After these conversations, they believed
in
him. The speeches Lyndon Johnson had given as Vice President had made some of them start to look at him in a new light. To Wilkins, who had studied them closely, they could have been written
“almost
by a Negro ghostwriter.” The descriptions the knowledgeable NAACP lobbyist Mitchell had been giving them for years about the difficulties in getting, in 1957, even the “half a loaf,” even the “one crumb,” that they despised, had finally made them understand the magnitude of what Johnson had accomplished. And now, sitting with him in the Oval Office, they had talked with him themselves, had looked into his eyes. They had felt what Howard Woods had felt three years before sitting across from Lyndon Johnson on the campaign Convair. One evening later that month, on December 23, the phone would ring in Roy Wilkins’ apartment. It was 10:30, and Johnson was still in the Oval Office,
“still
signing mail,” he told Wilkins, but he had something he wanted to tell him—that he was about to hire a black secretary,
Gerri Whittington: “This Negro girl that’s been working for
Ralph Dungan.… She has good character and good ability.… You come on and you meet this woman the [next] time you’re in this White House”—and “three or four things” he wanted to talk to him about: suggestions about whom to appoint to the
Civil Rights Commission; what to include in his January State of the Union address; Wilkins’ opinion of a California state official he was considering appointing to a White House job because he was not only competent but “a Mexican” and “They’ve had nobody” in the White House—it wasn’t merely blacks he wanted to make a part of his Administration but other “minority groups” as well, he said. After those matters had been discussed, Johnson was about to hang up, but Wilkins had something he wanted to add. “Now, Mr. President,” he said, “may I say just a word to you? I hope you’re going to have, first, a Merry Christmas.… And I’d like to say this to you:
Please
take care of yourself.”

“I’m going to. I’m going to,” Johnson said.

“Please take care of yourself,” Wilkins repeated.
“We need you.”

If Lyndon Johnson, dealing with Wilkins and Young and King and Randolph and Farmer about matters which concerned, at bottom, the color of their
skin, was fooling these men, he was fooling men who were, where color was concerned, very hard to fool.

He wasn’t fooling them, wasn’t merely posturing.
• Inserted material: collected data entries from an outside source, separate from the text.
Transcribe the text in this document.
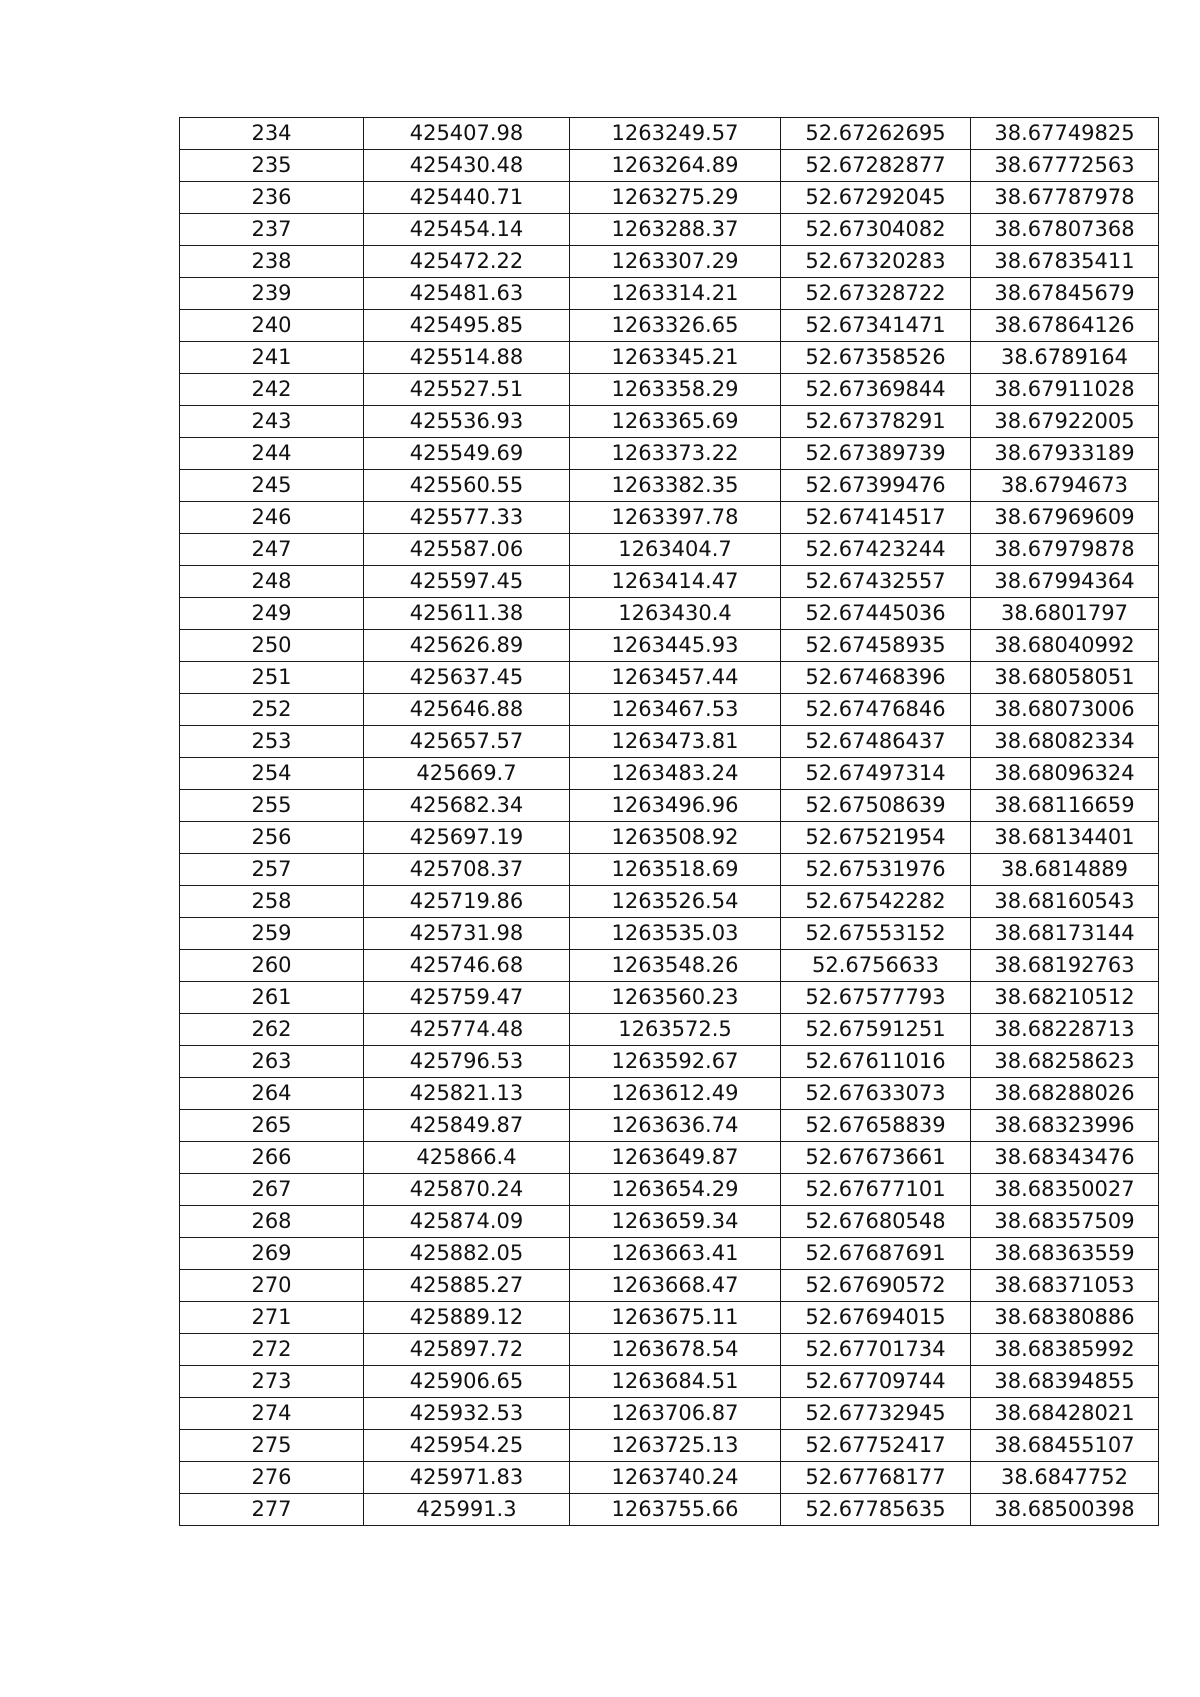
234	425407.98	1263249.57	52.67262695	38.67749825
235	425430.48	1263264.89	52.67282877	38.67772563
236	425440.71	1263275.29	52.67292045	38.67787978
237	425454.14	1263288.37	52.67304082	38.67807368
238	425472.22	1263307.29	52.67320283	38.67835411
239	425481.63	1263314.21	52.67328722	38.67845679
240	425495.85	1263326.65	52.67341471	38.67864126
241	425514.88	1263345.21	52.67358526	38.6789164
242	425527.51	1263358.29	52.67369844	38.67911028
243	425536.93	1263365.69	52.67378291	38.67922005
244	425549.69	1263373.22	52.67389739	38.67933189
245	425560.55	1263382.35	52.67399476	38.6794673
246	425577.33	1263397.78	52.67414517	38.67969609
247	425587.06	1263404.7	52.67423244	38.67979878
248	425597.45	1263414.47	52.67432557	38.67994364
249	425611.38	1263430.4	52.67445036	38.6801797
250	425626.89	1263445.93	52.67458935	38.68040992
251	425637.45	1263457.44	52.67468396	38.68058051
252	425646.88	1263467.53	52.67476846	38.68073006
253	425657.57	1263473.81	52.67486437	38.68082334
254	425669.7	1263483.24	52.67497314	38.68096324
255	425682.34	1263496.96	52.67508639	38.68116659
256	425697.19	1263508.92	52.67521954	38.68134401
257	425708.37	1263518.69	52.67531976	38.6814889
258	425719.86	1263526.54	52.67542282	38.68160543
259	425731.98	1263535.03	52.67553152	38.68173144
260	425746.68	1263548.26	52.6756633	38.68192763
261	425759.47	1263560.23	52.67577793	38.68210512
262	425774.48	1263572.5	52.67591251	38.68228713
263	425796.53	1263592.67	52.67611016	38.68258623
264	425821.13	1263612.49	52.67633073	38.68288026
265	425849.87	1263636.74	52.67658839	38.68323996
266	425866.4	1263649.87	52.67673661	38.68343476
267	425870.24	1263654.29	52.67677101	38.68350027
268	425874.09	1263659.34	52.67680548	38.68357509
269	425882.05	1263663.41	52.67687691	38.68363559
270	425885.27	1263668.47	52.67690572	38.68371053
271	425889.12	1263675.11	52.67694015	38.68380886
272	425897.72	1263678.54	52.67701734	38.68385992
273	425906.65	1263684.51	52.67709744	38.68394855
274	425932.53	1263706.87	52.67732945	38.68428021
275	425954.25	1263725.13	52.67752417	38.68455107
276	425971.83	1263740.24	52.67768177	38.6847752
277	425991.3	1263755.66	52.67785635	38.68500398
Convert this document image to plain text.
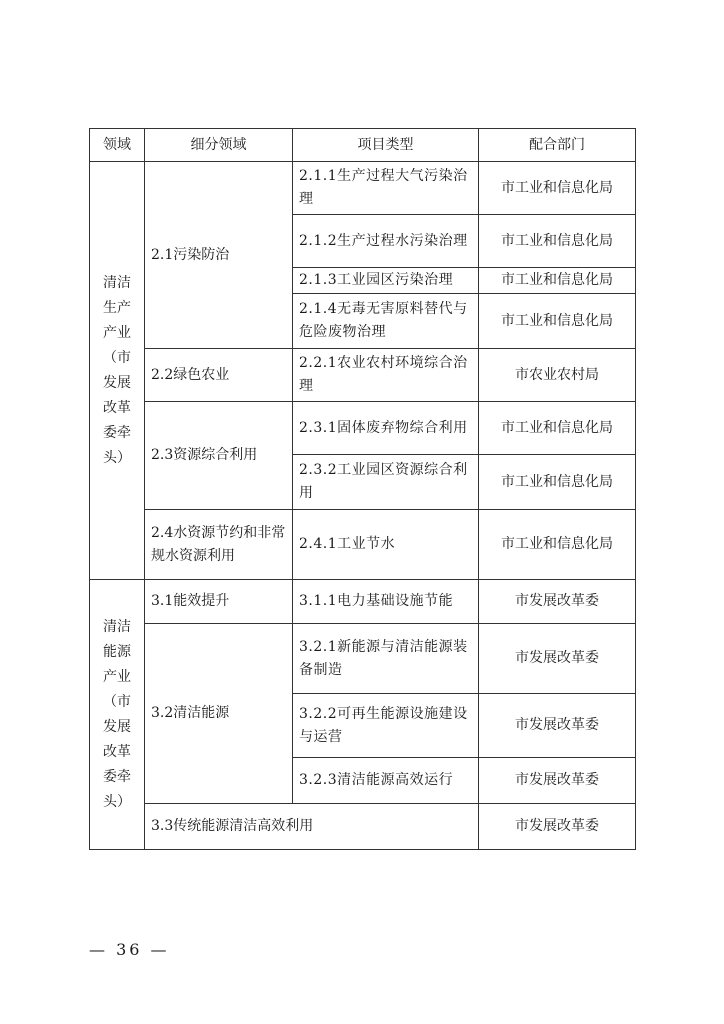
领域	细分领域	项目类型	配合部门
清洁生产产业（市发展改革委牵头）	2.1污染防治	2.1.1生产过程大气污染治理	市工业和信息化局
		2.1.2生产过程水污染治理	市工业和信息化局
		2.1.3工业园区污染治理	市工业和信息化局
		2.1.4无毒无害原料替代与危险废物治理	市工业和信息化局
	2.2绿色农业	2.2.1农业农村环境综合治理	市农业农村局
	2.3资源综合利用	2.3.1固体废弃物综合利用	市工业和信息化局
		2.3.2工业园区资源综合利用	市工业和信息化局
	2.4水资源节约和非常规水资源利用	2.4.1工业节水	市工业和信息化局
清洁能源产业（市发展改革委牵头）	3.1能效提升	3.1.1电力基础设施节能	市发展改革委
	3.2清洁能源	3.2.1新能源与清洁能源装备制造	市发展改革委
		3.2.2可再生能源设施建设与运营	市发展改革委
		3.2.3清洁能源高效运行	市发展改革委
	3.3传统能源清洁高效利用		市发展改革委
— 36 —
No television cameras had been present, no reporter taking down his words, when he had sat on the steps in Cotulla with the janitor
Thomas Coronado.

I
F THERE WAS ONLY
one lever, Lyndon Johnson was going to put his shoulder into it, as became apparent on Tuesday, December 3.

Not only the civil rights organizations but civil rights’ staunch ally,
organized labor, had to be mobilized behind the civil rights bill, and labor’s stud duck, who “liked the visible signs of consultation … the pictures of the two of you,” was invited to The Elms Tuesday morning for breakfast, and a ride downtown afterwards. No sign of consultation was necessary to line up the staunch old leader of the unions behind civil rights; Meany had been behind that cause for thirty years. But he hadn’t been behind Lyndon Johnson. As Johnson’s limousine nosed slowly out The Elms’ gates, the rear window was down, so that photographers could snap a picture of Meany in the back seat with the President. And at the White House, Johnson asked Meany if he’d like to come inside—and ushered him into the Cabinet Room to spend a few minutes at the legislative leaders’ breakfast. When he emerged to be met by the waiting White House press corps, he said that the President would have labor’s “full support” in the battle for the civil rights bill. Johnson would have had that even without the breakfast and the Cabinet Room, but,
AFL-CIO lobbyist
Andrew Biemiller would say, “This cemented Johnson with Meany.”